Armand Veilleux: “Les autorités algériennes savent certainement où sont les corps”

Moines de Tibéhirine

“Les autorités algériennes savent certainement où sont les corps”

Nathalie Mazier, France Soir, 7 juillet 2009

Le père Armand Veilleux, aujourd’hui abbé du monastère de Scourmont, en Belgique, était le procureur général de l’ordre cistercien trappiste en 1996. Il revient sur les récentes « révélations » concernant les moines de Tibéhirine.

Avec la famille Lebreton, il s’était constitué partie civile dans le dossier, animé par la volonté de connaître la vérité. A bientôt 72 ans, il poursuit cette quête incessante, faite de fréquents contacts avec l’avocat Me Patrick Baudoin et par des prières en mémoire des sept religieux. Joint par téléphone lundi, Armand Veilleux a livré à France-Soir son sentiment sur cette affaire.

FRANCE-SOIR. Que pensez-vous du témoignage du général François Buchwalter, versé le 25 juin dernier au dossier ?
ARMAND VEILLEUX. Ce témoignage émane d’une personne qui a un brillant CV, qui n’est pas n’importe qui et qui n’est certainement pas là pour faire un scoop. Ce général confirme ce que nous savions. Quelques mois après les faits, cette nouvelle circulait en Algérie, ce témoin ayant déjà confié sa version à quelques intimes. Cela confirme également ce dont j’étais convaincu depuis longtemps : les moines sont morts dans une attaque par hélicoptère, mitraillés et non pas décapités. La décapitation a été effectuée après leur mort.
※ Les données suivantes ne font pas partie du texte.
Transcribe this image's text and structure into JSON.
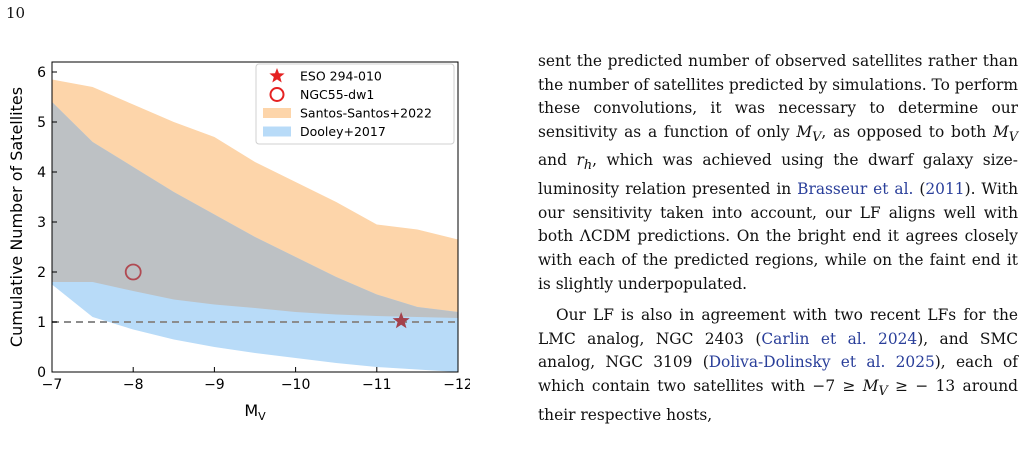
{
  "page": {
    "number": "10"
  },
  "colors": {
    "santos": "#fdd5aa",
    "dooley": "#b8dbf8",
    "overlap": "#bdc1c4",
    "star": "#a4414b",
    "circle": "#b04a52",
    "legend_star": "#e52222",
    "legend_circle": "#e52222",
    "dashed": "#8c8c8c"
  },
  "chart_data": {
    "type": "area",
    "xlabel": "M",
    "xlabel_sub": "V",
    "ylabel": "Cumulative Number of Satellites",
    "xlim": [
      -7,
      -12
    ],
    "ylim": [
      0,
      6.2
    ],
    "xticks": [
      {
        "value": -7,
        "label": "−7"
      },
      {
        "value": -8,
        "label": "−8"
      },
      {
        "value": -9,
        "label": "−9"
      },
      {
        "value": -10,
        "label": "−10"
      },
      {
        "value": -11,
        "label": "−11"
      },
      {
        "value": -12,
        "label": "−12"
      }
    ],
    "yticks": [
      {
        "value": 0,
        "label": "0"
      },
      {
        "value": 1,
        "label": "1"
      },
      {
        "value": 2,
        "label": "2"
      },
      {
        "value": 3,
        "label": "3"
      },
      {
        "value": 4,
        "label": "4"
      },
      {
        "value": 5,
        "label": "5"
      },
      {
        "value": 6,
        "label": "6"
      }
    ],
    "legend_position": "top-right",
    "series": [
      {
        "name": "Santos-Santos+2022",
        "kind": "band",
        "x": [
          -7,
          -7.5,
          -8,
          -8.5,
          -9,
          -9.5,
          -10,
          -10.5,
          -11,
          -11.5,
          -12
        ],
        "upper": [
          5.85,
          5.7,
          5.35,
          5.0,
          4.7,
          4.2,
          3.8,
          3.4,
          2.95,
          2.85,
          2.65
        ],
        "lower": [
          1.8,
          1.8,
          1.62,
          1.45,
          1.35,
          1.28,
          1.2,
          1.15,
          1.12,
          1.1,
          1.08
        ]
      },
      {
        "name": "Dooley+2017",
        "kind": "band",
        "x": [
          -7,
          -7.5,
          -8,
          -8.5,
          -9,
          -9.5,
          -10,
          -10.5,
          -11,
          -11.5,
          -12
        ],
        "upper": [
          5.4,
          4.6,
          4.1,
          3.6,
          3.15,
          2.7,
          2.3,
          1.9,
          1.55,
          1.3,
          1.2
        ],
        "lower": [
          1.75,
          1.1,
          0.85,
          0.65,
          0.5,
          0.38,
          0.28,
          0.18,
          0.1,
          0.05,
          0.0
        ]
      },
      {
        "name": "ESO 294-010",
        "kind": "point",
        "marker": "star",
        "x": -11.3,
        "y": 1.02
      },
      {
        "name": "NGC55-dw1",
        "kind": "point",
        "marker": "circle",
        "x": -8.0,
        "y": 2.0
      }
    ],
    "reference_line": {
      "y": 1.0,
      "style": "dashed"
    }
  },
  "text": {
    "p1": {
      "t1": "sent the predicted number of observed satellites rather than the number of satellites predicted by simulations. To perform these convolutions, it was necessary to determine our sensitivity as a function of only ",
      "m1": "M",
      "m1_sub": "V",
      "t2": ", as opposed to both ",
      "m2": "M",
      "m2_sub": "V",
      "t3": " and ",
      "m3": "r",
      "m3_sub": "h",
      "t4": ", which was achieved using the dwarf galaxy size-luminosity relation presented in ",
      "c1": "Brasseur et al.",
      "t5": " (",
      "c2": "2011",
      "t6": "). With our sensitivity taken into account, our LF aligns well with both ΛCDM predictions. On the bright end it agrees closely with each of the predicted regions, while on the faint end it is slightly underpopulated."
    },
    "p2": {
      "t1": "Our LF is also in agreement with two recent LFs for the LMC analog, NGC 2403 (",
      "c1": "Carlin et al. 2024",
      "t2": "), and SMC analog, NGC 3109 (",
      "c2": "Doliva-Dolinsky et al. 2025",
      "t3": "), each of which contain two satellites with −7 ≥ ",
      "m1": "M",
      "m1_sub": "V",
      "t4": " ≥ − 13 around their respective hosts,"
    }
  }
}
Lors de l’identification, vous aviez pourtant vu seulement les têtes des sept moines…
Oui, j’ai participé à l’identification des corps, habité par la tristesse de voir mes confrères dans cette situation. Cela n’a pas été simple, à cause de cette résistance incompréhensible des autorités françaises et algériennes à nous dire que dans les cercueils se trouvaient des corps. Il a fallu insister pour voir les dépouilles. Finalement, l’ambassadeur français en Algérie a fini par me dire qu’il n’y avait que les têtes dans les cercueils, dans la voiture qui nous menait à l’hôpital militaire. J’ai effectué la reconnaissance à la forme des crânes. Il n’y a pas de doute, c’étaient bien eux. C’étaient les sept moines. Cette difficulté à connaître la vérité signifiait forcément qu’il y avait quelque chose à cacher…
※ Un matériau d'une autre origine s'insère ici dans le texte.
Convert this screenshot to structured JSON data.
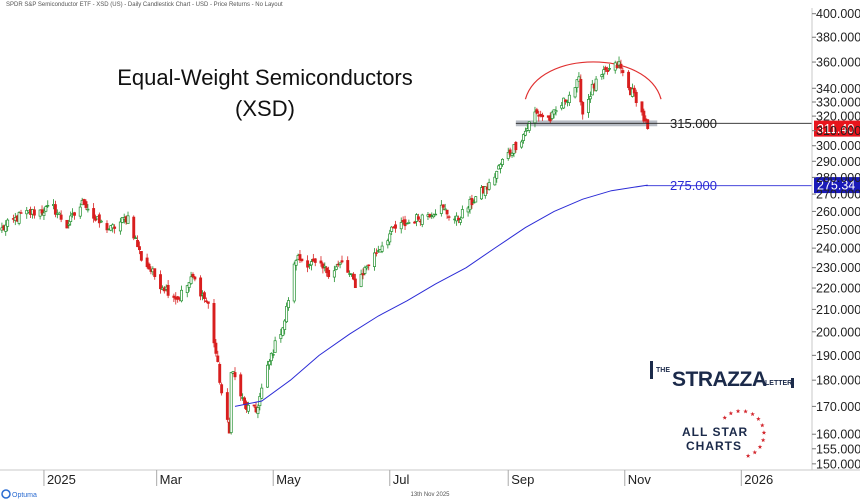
{
  "header": {
    "caption": "SPDR S&P Semiconductor ETF - XSD (US) - Daily Candlestick Chart - USD - Price Returns - No Layout"
  },
  "footer": {
    "brand": "Optuma",
    "date": "13th Nov 2025"
  },
  "logos": {
    "strazza_the": "THE",
    "strazza_main": "STRAZZA",
    "strazza_letter": "LETTER",
    "asc_line1": "ALL STAR",
    "asc_line2": "CHARTS"
  },
  "chart_data": {
    "type": "candlestick",
    "title": "Equal-Weight Semiconductors",
    "subtitle": "(XSD)",
    "ylim": [
      148,
      405
    ],
    "y_ticks": [
      150,
      155,
      160,
      170,
      180,
      190,
      200,
      210,
      220,
      230,
      240,
      250,
      260,
      270,
      280,
      290,
      300,
      310,
      320,
      330,
      340,
      360,
      380,
      400
    ],
    "x_ticks": [
      {
        "label": "2025",
        "date": "2025-01-01"
      },
      {
        "label": "Mar",
        "date": "2025-03-01"
      },
      {
        "label": "May",
        "date": "2025-05-01"
      },
      {
        "label": "Jul",
        "date": "2025-07-01"
      },
      {
        "label": "Sep",
        "date": "2025-09-01"
      },
      {
        "label": "Nov",
        "date": "2025-11-01"
      },
      {
        "label": "2026",
        "date": "2026-01-01"
      }
    ],
    "horizontal_lines": [
      {
        "value": 315,
        "label": "315.000",
        "color": "#222222"
      },
      {
        "value": 275,
        "label": "275.000",
        "color": "#2b2bd6"
      }
    ],
    "last_price_tags": [
      {
        "value": 311.4,
        "label": "311.40",
        "color": "#e8141c"
      },
      {
        "value": 275.34,
        "label": "275.34",
        "color": "#1a1ab8"
      }
    ],
    "price_path": [
      {
        "date": "2024-12-10",
        "close": 250
      },
      {
        "date": "2024-12-20",
        "close": 258
      },
      {
        "date": "2025-01-06",
        "close": 262
      },
      {
        "date": "2025-01-13",
        "close": 252
      },
      {
        "date": "2025-01-22",
        "close": 266
      },
      {
        "date": "2025-01-28",
        "close": 255
      },
      {
        "date": "2025-02-05",
        "close": 250
      },
      {
        "date": "2025-02-14",
        "close": 257
      },
      {
        "date": "2025-02-21",
        "close": 235
      },
      {
        "date": "2025-03-03",
        "close": 222
      },
      {
        "date": "2025-03-12",
        "close": 215
      },
      {
        "date": "2025-03-20",
        "close": 225
      },
      {
        "date": "2025-03-28",
        "close": 212
      },
      {
        "date": "2025-04-04",
        "close": 175
      },
      {
        "date": "2025-04-08",
        "close": 160
      },
      {
        "date": "2025-04-09",
        "close": 185
      },
      {
        "date": "2025-04-16",
        "close": 170
      },
      {
        "date": "2025-04-22",
        "close": 168
      },
      {
        "date": "2025-04-30",
        "close": 190
      },
      {
        "date": "2025-05-07",
        "close": 205
      },
      {
        "date": "2025-05-13",
        "close": 235
      },
      {
        "date": "2025-05-21",
        "close": 232
      },
      {
        "date": "2025-05-30",
        "close": 228
      },
      {
        "date": "2025-06-06",
        "close": 232
      },
      {
        "date": "2025-06-13",
        "close": 222
      },
      {
        "date": "2025-06-24",
        "close": 238
      },
      {
        "date": "2025-07-03",
        "close": 250
      },
      {
        "date": "2025-07-15",
        "close": 256
      },
      {
        "date": "2025-07-28",
        "close": 262
      },
      {
        "date": "2025-08-05",
        "close": 255
      },
      {
        "date": "2025-08-15",
        "close": 268
      },
      {
        "date": "2025-08-22",
        "close": 275
      },
      {
        "date": "2025-08-29",
        "close": 290
      },
      {
        "date": "2025-09-08",
        "close": 305
      },
      {
        "date": "2025-09-15",
        "close": 322
      },
      {
        "date": "2025-09-23",
        "close": 318
      },
      {
        "date": "2025-09-30",
        "close": 330
      },
      {
        "date": "2025-10-08",
        "close": 345
      },
      {
        "date": "2025-10-10",
        "close": 322
      },
      {
        "date": "2025-10-15",
        "close": 340
      },
      {
        "date": "2025-10-22",
        "close": 352
      },
      {
        "date": "2025-10-29",
        "close": 358
      },
      {
        "date": "2025-11-03",
        "close": 340
      },
      {
        "date": "2025-11-07",
        "close": 333
      },
      {
        "date": "2025-11-11",
        "close": 318
      },
      {
        "date": "2025-11-13",
        "close": 311.4
      }
    ],
    "moving_average": [
      {
        "date": "2025-04-11",
        "value": 170
      },
      {
        "date": "2025-04-25",
        "value": 172
      },
      {
        "date": "2025-05-10",
        "value": 180
      },
      {
        "date": "2025-05-25",
        "value": 190
      },
      {
        "date": "2025-06-10",
        "value": 199
      },
      {
        "date": "2025-06-25",
        "value": 207
      },
      {
        "date": "2025-07-10",
        "value": 214
      },
      {
        "date": "2025-07-25",
        "value": 222
      },
      {
        "date": "2025-08-10",
        "value": 230
      },
      {
        "date": "2025-08-25",
        "value": 240
      },
      {
        "date": "2025-09-10",
        "value": 251
      },
      {
        "date": "2025-09-25",
        "value": 260
      },
      {
        "date": "2025-10-10",
        "value": 267
      },
      {
        "date": "2025-10-25",
        "value": 272
      },
      {
        "date": "2025-11-13",
        "value": 275.34
      }
    ],
    "annotations": {
      "arc": {
        "start_date": "2025-09-10",
        "end_date": "2025-11-20",
        "base": 332,
        "peak": 362,
        "color": "#e03030"
      },
      "support_band": {
        "start_date": "2025-09-05",
        "end_date": "2025-11-18",
        "low": 313,
        "high": 317,
        "color": "#aab0ba"
      }
    }
  }
}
Approche-t-on de la vérité ?
Il reste énormément de choses à faire. Ce genre d’enquête évolue toujours très lentement. Avec ce témoignage, c’est un nouveau pas de fait, cela apporte des éléments qui vont permettre de poursuivre les investigations. Le témoin avait rédigé un rapport écrit remis aux autorités militaires et diplomatiques. Je suppose que le juge va demander la levée du secret-défense afin de pouvoir le consulter. Du côté français, il y a des témoins qui méritent d’être entendus. Hervé de Charette, le ministre des Affaires étrangères de l’époque, et Michel Levêque, l’ambassadeur de France alors en poste à Alger. Ils ont certainement des choses à dire. Ils connaissent des détails. Il y a également M. Marchiani qui a dit qu’il avait négocié avec le DRS (Département renseignement et sécurité). Mais on ignore le contenu de ces négociations. Tout comme le contenu des tractations menées par la France durant les deux mois de captivité des moines. Treize ans plus tard, on aurait le droit de savoir quelles démarches ont été effectuées. Je crois par contre qu’il ne faut pas trop se faire d’illusions du côté algérien… Même si les autorités savent certainement quelque chose, où l’attaque s’est passée et où sont les corps.